Гайшук, изумленно посматривая на старика, подался назад узкой статью, улыбнулся:
— Это утопия!
— И утопить можно таких, — согласился Евмен и этим еще больше развеселил Гайшука.
Возле самой конюшни по-весеннему бормочет ручей, он еще не пахнет никаким зельем, а только пресностью размороженной земли. Кони слышат приход Евмена и с печальным ржанием поворачивают к нему безнадежно опущенные головы. Над ними по стенам уродуются большие ломанные тени, и они кажутся нынче Евмену тоже костлявыми.
Жгучая жалость и боль переплетают свое снование. Старик молча, одним горьким взмахом руки отпускает смену, снимает со столба фонарь и медленно идет по конюшне, черкая своей тенью безвинно измученных лошадей. В их глаза, шевелясь, убегает золотое отражение фонаря, вычеркивая и очерчивая в них только темное мучение голода.
Евмен отводит взгляд от коней, ждущих спасения от него: он больше не может смотреть на них, не может видеть, как на их головах выбиваются линии костей. Съежившись, старик наклоняется к фонарю, гасит его.
И что-то нехорошее в этом учуяли кони: зашевелились, забили копытами, и жалостное, похожее на стон ржание отозвалось со всех сторон. Евмен задрожал, приложил руку ко лбу, а потом выбежал из конюшни, размахивая омертвелым фонарем. А позади в спину ему кнутами била голодная лошадиная мольба.

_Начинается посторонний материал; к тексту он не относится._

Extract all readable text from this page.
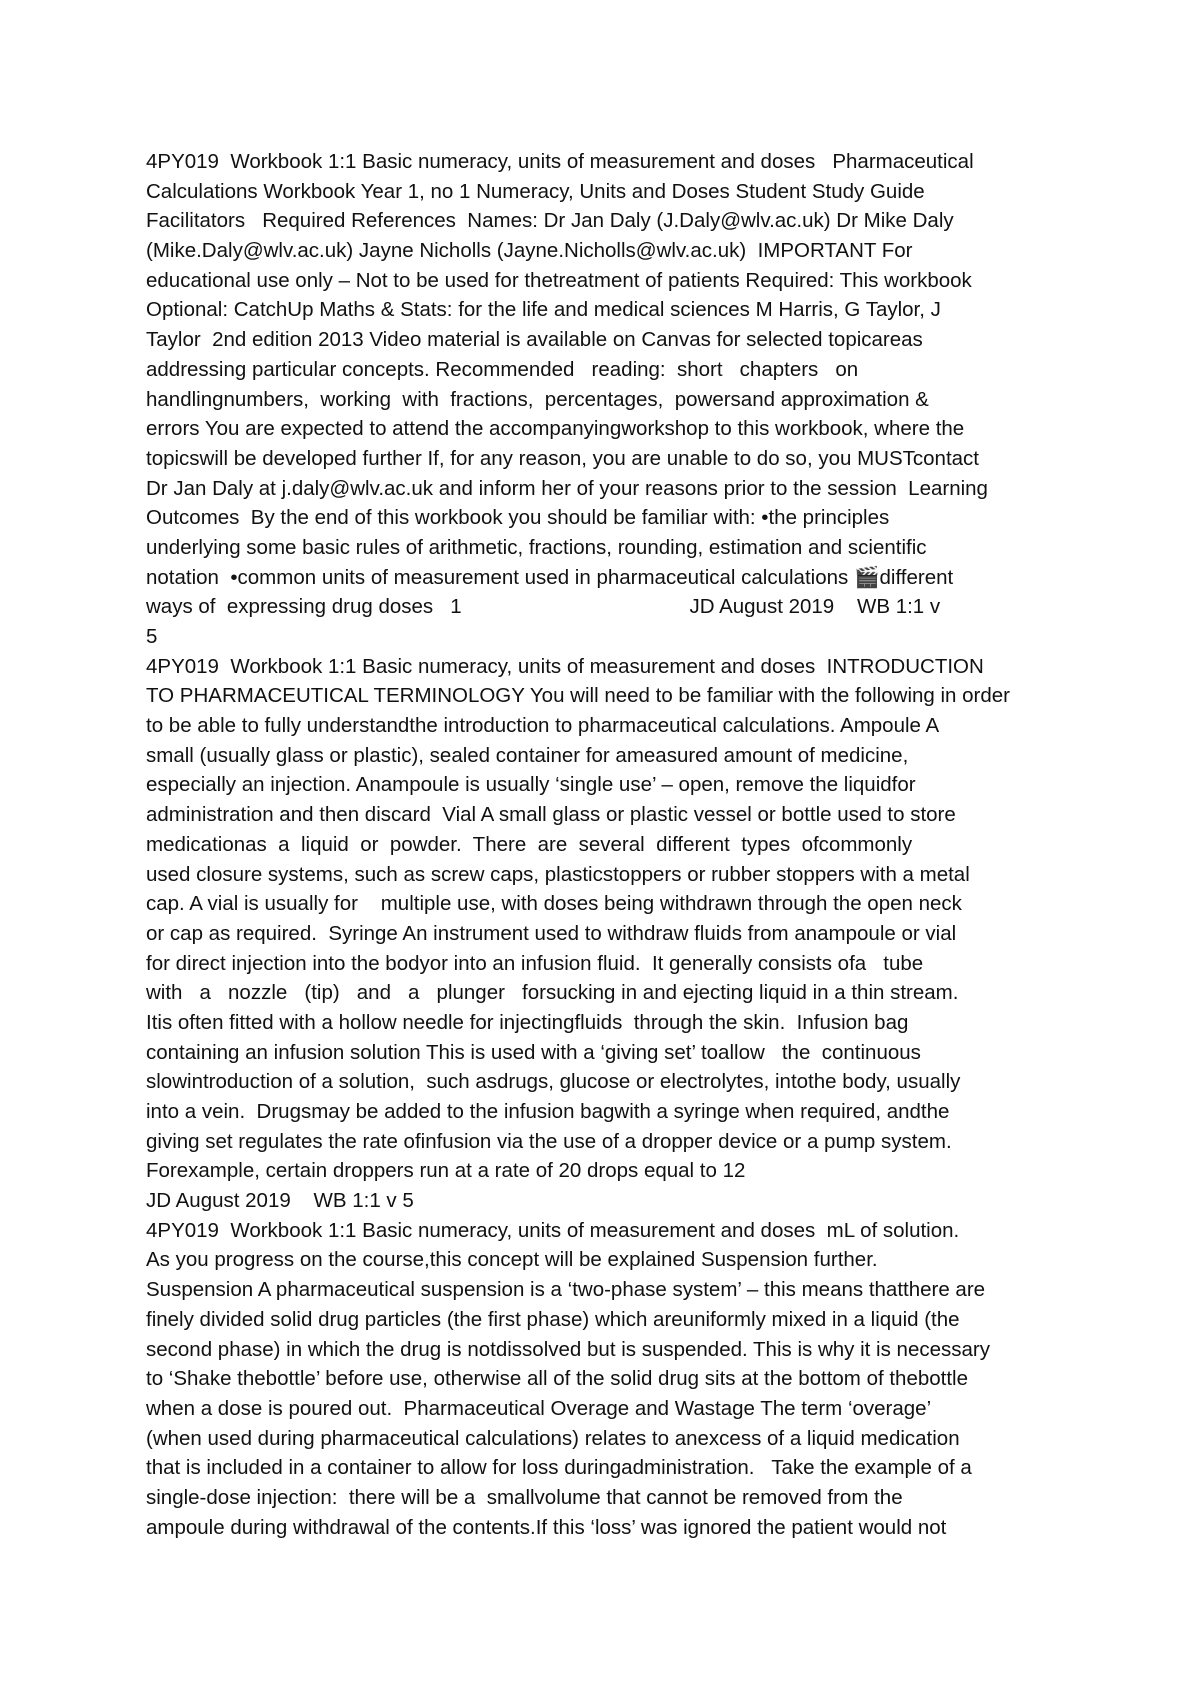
4PY019  Workbook 1:1 Basic numeracy, units of measurement and doses   Pharmaceutical
Calculations Workbook Year 1, no 1 Numeracy, Units and Doses Student Study Guide
Facilitators   Required References  Names: Dr Jan Daly (J.Daly@wlv.ac.uk) Dr Mike Daly
(Mike.Daly@wlv.ac.uk) Jayne Nicholls (Jayne.Nicholls@wlv.ac.uk)  IMPORTANT For
educational use only – Not to be used for thetreatment of patients Required: This workbook
Optional: CatchUp Maths & Stats: for the life and medical sciences M Harris, G Taylor, J
Taylor  2nd edition 2013 Video material is available on Canvas for selected topicareas
addressing particular concepts. Recommended   reading:  short   chapters   on
handlingnumbers,  working  with  fractions,  percentages,  powersand approximation &
errors You are expected to attend the accompanyingworkshop to this workbook, where the
topicswill be developed further If, for any reason, you are unable to do so, you MUSTcontact
Dr Jan Daly at j.daly@wlv.ac.uk and inform her of your reasons prior to the session  Learning
Outcomes  By the end of this workbook you should be familiar with: •the principles
underlying some basic rules of arithmetic, fractions, rounding, estimation and scientific
notation  •common units of measurement used in pharmaceutical calculations 🎬different
ways of  expressing drug doses   1                                        JD August 2019    WB 1:1 v
5
4PY019  Workbook 1:1 Basic numeracy, units of measurement and doses  INTRODUCTION
TO PHARMACEUTICAL TERMINOLOGY You will need to be familiar with the following in order
to be able to fully understandthe introduction to pharmaceutical calculations. Ampoule A
small (usually glass or plastic), sealed container for ameasured amount of medicine,
especially an injection. Anampoule is usually ‘single use’ – open, remove the liquidfor
administration and then discard  Vial A small glass or plastic vessel or bottle used to store
medicationas  a  liquid  or  powder.  There  are  several  different  types  ofcommonly
used closure systems, such as screw caps, plasticstoppers or rubber stoppers with a metal
cap. A vial is usually for    multiple use, with doses being withdrawn through the open neck
or cap as required.  Syringe An instrument used to withdraw fluids from anampoule or vial
for direct injection into the bodyor into an infusion fluid.  It generally consists ofa   tube
with   a   nozzle   (tip)   and   a   plunger   forsucking in and ejecting liquid in a thin stream.
Itis often fitted with a hollow needle for injectingfluids  through the skin.  Infusion bag
containing an infusion solution This is used with a ‘giving set’ toallow   the  continuous
slowintroduction of a solution,  such asdrugs, glucose or electrolytes, intothe body, usually
into a vein.  Drugsmay be added to the infusion bagwith a syringe when required, andthe
giving set regulates the rate ofinfusion via the use of a dropper device or a pump system.
Forexample, certain droppers run at a rate of 20 drops equal to 12
JD August 2019    WB 1:1 v 5
4PY019  Workbook 1:1 Basic numeracy, units of measurement and doses  mL of solution.
As you progress on the course,this concept will be explained Suspension further.
Suspension A pharmaceutical suspension is a ‘two-phase system’ – this means thatthere are
finely divided solid drug particles (the first phase) which areuniformly mixed in a liquid (the
second phase) in which the drug is notdissolved but is suspended. This is why it is necessary
to ‘Shake thebottle’ before use, otherwise all of the solid drug sits at the bottom of thebottle
when a dose is poured out.  Pharmaceutical Overage and Wastage The term ‘overage’
(when used during pharmaceutical calculations) relates to anexcess of a liquid medication
that is included in a container to allow for loss duringadministration.   Take the example of a
single-dose injection:  there will be a  smallvolume that cannot be removed from the
ampoule during withdrawal of the contents.If this ‘loss’ was ignored the patient would not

Возле ручья зашаркали шаги и отозвался обеспокоенный голос Безбородько:
— Гей, кто там огонь погасил!? Не нашел, чем забавляться?
Евмен Дыбенко, забыв, что сам задул огонь, поднял фонарь, чтобы лучше видеть председателя, который становится напротив его и гневно дышит водочным духом.
— Дед, почему темно в конюшне?
— А разве в гробу когда-нибудь был свет!? — рубанул наотмашь старик.
— В гробу? Что вы мелете? — возмутился Безбородько. — Не выпили ли часом лишнего? Кажется, ясно спрашиваю: почему нет огня в конюшне?
— А разве это конюшня? — напрягается голос у старика. — Это уже гроб! Слышишь, каким стоном проклинают кони твое безголовое председательство? На, посвети над ними похоронной свечкой, — втиснул в руку председателя фонарь, из которого вился дым.
Безбородько передернуло, словно в его руке оказался не светильник, а жаба. Он сразу же с размаха швырнул его в ручей и набросился на Евмена:
— Ей-богу, вы, дед, или напились, как последний сапожник, или натурально сошли с ума…
— От горя сошел с ума. А почему же ты не сойдешь с ума, так — хотя бы на несколько дней, и не мотнешься всюду искать какого-то спасения? Уже завтра можешь приносить акты о падеже. И после этого ты байстрюк или председатель?
Безбородько затрясся:
— За такие слова, старое чучело, в тюрьме будешь костями цемент выгревать! В тюрьме!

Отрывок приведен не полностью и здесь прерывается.